If content (such as music, games, films, e-books and pictures) can be legally downloaded or streamed from the internet for free, it’s usually because it’s a promotional campaign. Check carefully for clear information on the identity of the free content provider. If you can’t find any information, it’s probably an illegal offer.

General indicators of counterfeit and pirated products:

Is there a realistic price difference in comparison to the original product? Supposed bargains often turn out to be fakes, although an expensive price alone is no guarantee for authenticity. This can also serve to camouflage the fact that something is a fake.

Luxury products are rarely sold at the beach or at markets. Medicines should be exclusively purchased from specialist retailers. If you want to be sure that a shop is an authorised dealer, enquire with the original manufacturer. Internet sites usually indicate from where you can safely purchase products.

Faced with confusing explanations for the cheap price, the place of sale or the quantities available? Then exercise caution. The same holds true if the manufacturer or seller can only be identified with difficulty or is hiding behind an ominous address with which it’s not possible to make direct contact.

Genuine products are not sold in badly-printed damaged or cheap packaging. Counterfeiters also don’t usually conform to mandatory or customary labelling requirements, such as place of manufacture, composition, importer etc.

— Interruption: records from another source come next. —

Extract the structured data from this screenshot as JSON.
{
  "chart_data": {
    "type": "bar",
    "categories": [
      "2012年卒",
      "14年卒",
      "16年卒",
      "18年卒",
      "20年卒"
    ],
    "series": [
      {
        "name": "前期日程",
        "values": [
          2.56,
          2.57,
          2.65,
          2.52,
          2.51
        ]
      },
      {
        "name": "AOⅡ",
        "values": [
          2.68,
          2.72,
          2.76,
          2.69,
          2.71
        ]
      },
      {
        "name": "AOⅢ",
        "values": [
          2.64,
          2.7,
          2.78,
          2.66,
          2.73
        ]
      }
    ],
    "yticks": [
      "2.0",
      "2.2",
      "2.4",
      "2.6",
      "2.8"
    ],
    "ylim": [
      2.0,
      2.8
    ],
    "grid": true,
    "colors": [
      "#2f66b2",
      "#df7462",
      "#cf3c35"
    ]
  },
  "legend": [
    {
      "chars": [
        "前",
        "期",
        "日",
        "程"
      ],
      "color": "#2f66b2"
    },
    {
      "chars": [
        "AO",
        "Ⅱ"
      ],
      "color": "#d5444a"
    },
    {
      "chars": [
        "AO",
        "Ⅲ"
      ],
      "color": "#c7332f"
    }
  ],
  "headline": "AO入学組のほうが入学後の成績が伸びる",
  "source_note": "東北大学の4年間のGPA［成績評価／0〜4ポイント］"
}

Packaging, labels or enclosures with spelling or language mistakes often indicate that the product is a fake. Manufacturers of genuine products work with professional copywriters and translators.

If guarantee slips, certificates and instructions are not delivered with the item, exercise caution. However, product enclosures and seals of quality are not necessarily a guarantee for authenticity because they, of course, can be forged too.

If the zip on the handbag is already about to fall apart after the first use or the seams have already come undone, then it’s probably a fake. Counterfeiters usually use cheaper materials than the original manufacturer or those specified on the label.